May 21, 2007 15:21
Note to self: NP complete problems do not make good class projects. Also, deciding to test the NP complete algorithm on two different sample sizes does not make it better.
My sublinear time algorithms (6.896) final project is just that. Clustering of data points (separating the data into k clusters of similar points) is an NP complete problem, although people have made many approximation algorithms which do quite well. In my case, I'm working on text from Wikipedia articles. I create a matrix where the rows are articles and the columns are words (one column per word, for all words seen in all documents). From this, I can compare any pair of articles by using a similarity metric (in this case, cosine similarity - cosine angle between the two vectors).
So basically, what I end up doing is taking in some data and a number of clusters, then trying all possible cluster centers (the point within each cluster which is the "average" of the cluster, or the most representative element, or the element which minimizes overall distance to the rest of the elements in the cluster). So essentially, I need to try comb(n,k) clusters (n!/[k!(n-k)!]).
The point of this project is that we can cluster a small fraction of the points and find those cluster centers, and there's a nice proof that says the centers from the small section of data are no more than x far from the centers if you had clustered the whole set of data. So theoretically, it's great. In practice, I'm having trouble clustering even a small fraction of data.

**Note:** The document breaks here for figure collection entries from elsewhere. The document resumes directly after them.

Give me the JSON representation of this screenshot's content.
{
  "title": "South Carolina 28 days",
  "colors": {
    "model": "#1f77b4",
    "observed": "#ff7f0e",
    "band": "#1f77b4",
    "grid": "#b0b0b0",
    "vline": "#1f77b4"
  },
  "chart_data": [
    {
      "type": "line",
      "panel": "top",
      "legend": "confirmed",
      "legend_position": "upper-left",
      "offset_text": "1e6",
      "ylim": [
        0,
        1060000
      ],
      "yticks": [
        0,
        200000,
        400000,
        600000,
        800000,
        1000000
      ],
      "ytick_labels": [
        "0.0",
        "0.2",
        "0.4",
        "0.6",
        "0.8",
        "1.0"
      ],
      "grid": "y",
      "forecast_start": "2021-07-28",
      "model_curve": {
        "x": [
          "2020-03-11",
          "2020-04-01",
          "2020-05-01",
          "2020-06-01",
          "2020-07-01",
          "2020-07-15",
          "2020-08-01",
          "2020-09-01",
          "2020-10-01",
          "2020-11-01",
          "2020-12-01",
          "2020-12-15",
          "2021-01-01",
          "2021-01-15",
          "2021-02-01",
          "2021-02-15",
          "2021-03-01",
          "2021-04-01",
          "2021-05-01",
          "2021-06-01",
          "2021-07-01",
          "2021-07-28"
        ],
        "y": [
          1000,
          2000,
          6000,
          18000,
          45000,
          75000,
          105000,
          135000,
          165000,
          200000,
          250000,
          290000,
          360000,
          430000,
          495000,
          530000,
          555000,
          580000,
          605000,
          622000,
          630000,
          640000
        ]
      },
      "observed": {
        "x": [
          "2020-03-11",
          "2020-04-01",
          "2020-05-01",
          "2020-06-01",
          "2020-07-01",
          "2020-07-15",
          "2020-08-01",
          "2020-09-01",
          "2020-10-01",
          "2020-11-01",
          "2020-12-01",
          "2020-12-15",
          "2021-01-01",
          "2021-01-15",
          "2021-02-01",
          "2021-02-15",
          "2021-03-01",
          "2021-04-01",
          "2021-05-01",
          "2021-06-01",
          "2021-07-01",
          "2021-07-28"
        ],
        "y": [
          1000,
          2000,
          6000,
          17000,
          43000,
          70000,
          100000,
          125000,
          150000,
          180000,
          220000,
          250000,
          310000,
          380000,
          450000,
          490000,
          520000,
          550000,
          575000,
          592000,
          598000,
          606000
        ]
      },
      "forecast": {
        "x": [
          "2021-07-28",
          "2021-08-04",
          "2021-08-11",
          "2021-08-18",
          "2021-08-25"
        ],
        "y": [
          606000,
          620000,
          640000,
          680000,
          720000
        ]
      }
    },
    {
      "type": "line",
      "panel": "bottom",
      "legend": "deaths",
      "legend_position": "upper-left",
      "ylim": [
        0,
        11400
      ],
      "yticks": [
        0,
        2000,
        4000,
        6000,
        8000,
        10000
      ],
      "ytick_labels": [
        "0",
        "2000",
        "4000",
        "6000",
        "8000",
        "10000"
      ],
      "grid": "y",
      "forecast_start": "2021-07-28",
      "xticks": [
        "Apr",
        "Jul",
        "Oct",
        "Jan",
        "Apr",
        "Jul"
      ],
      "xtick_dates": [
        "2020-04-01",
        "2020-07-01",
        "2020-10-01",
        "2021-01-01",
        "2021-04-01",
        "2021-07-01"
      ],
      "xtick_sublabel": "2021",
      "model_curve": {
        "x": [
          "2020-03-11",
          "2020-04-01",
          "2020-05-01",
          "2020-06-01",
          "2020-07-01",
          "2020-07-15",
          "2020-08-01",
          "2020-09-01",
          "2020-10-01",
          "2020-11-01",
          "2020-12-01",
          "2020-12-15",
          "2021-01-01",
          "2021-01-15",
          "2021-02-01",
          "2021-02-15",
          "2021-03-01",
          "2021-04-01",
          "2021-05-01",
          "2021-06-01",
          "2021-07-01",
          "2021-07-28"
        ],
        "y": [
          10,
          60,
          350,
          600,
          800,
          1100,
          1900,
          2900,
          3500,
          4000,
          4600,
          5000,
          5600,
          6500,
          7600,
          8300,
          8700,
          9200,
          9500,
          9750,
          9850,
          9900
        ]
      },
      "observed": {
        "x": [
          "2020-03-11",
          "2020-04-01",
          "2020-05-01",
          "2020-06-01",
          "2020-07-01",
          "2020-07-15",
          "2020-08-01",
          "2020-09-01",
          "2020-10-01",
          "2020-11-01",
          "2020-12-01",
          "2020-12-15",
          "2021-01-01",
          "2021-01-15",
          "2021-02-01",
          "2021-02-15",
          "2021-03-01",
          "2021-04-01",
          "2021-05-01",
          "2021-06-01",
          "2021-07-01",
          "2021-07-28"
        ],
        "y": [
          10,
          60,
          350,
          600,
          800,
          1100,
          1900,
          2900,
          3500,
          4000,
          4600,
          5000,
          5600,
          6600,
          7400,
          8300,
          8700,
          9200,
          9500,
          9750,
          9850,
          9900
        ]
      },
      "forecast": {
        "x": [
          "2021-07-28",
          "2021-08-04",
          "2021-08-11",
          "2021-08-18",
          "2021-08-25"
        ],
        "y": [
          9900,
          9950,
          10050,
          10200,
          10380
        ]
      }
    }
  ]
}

I'm not really sure why this takes as long as it does (that's one thing I'm trying to figure out). Also, I'm not really sure why CLUTO (a clustering toolkit) can do it so fast. Nor am I sure what I'm going to do to finish this project. Too many open questions.
edit: I just realized that with my algorithm as is, my *small set* of data will finish in approximately 185 DAYS. Yes, days. Either I'm calculating something terribly wrong or this is not feasible.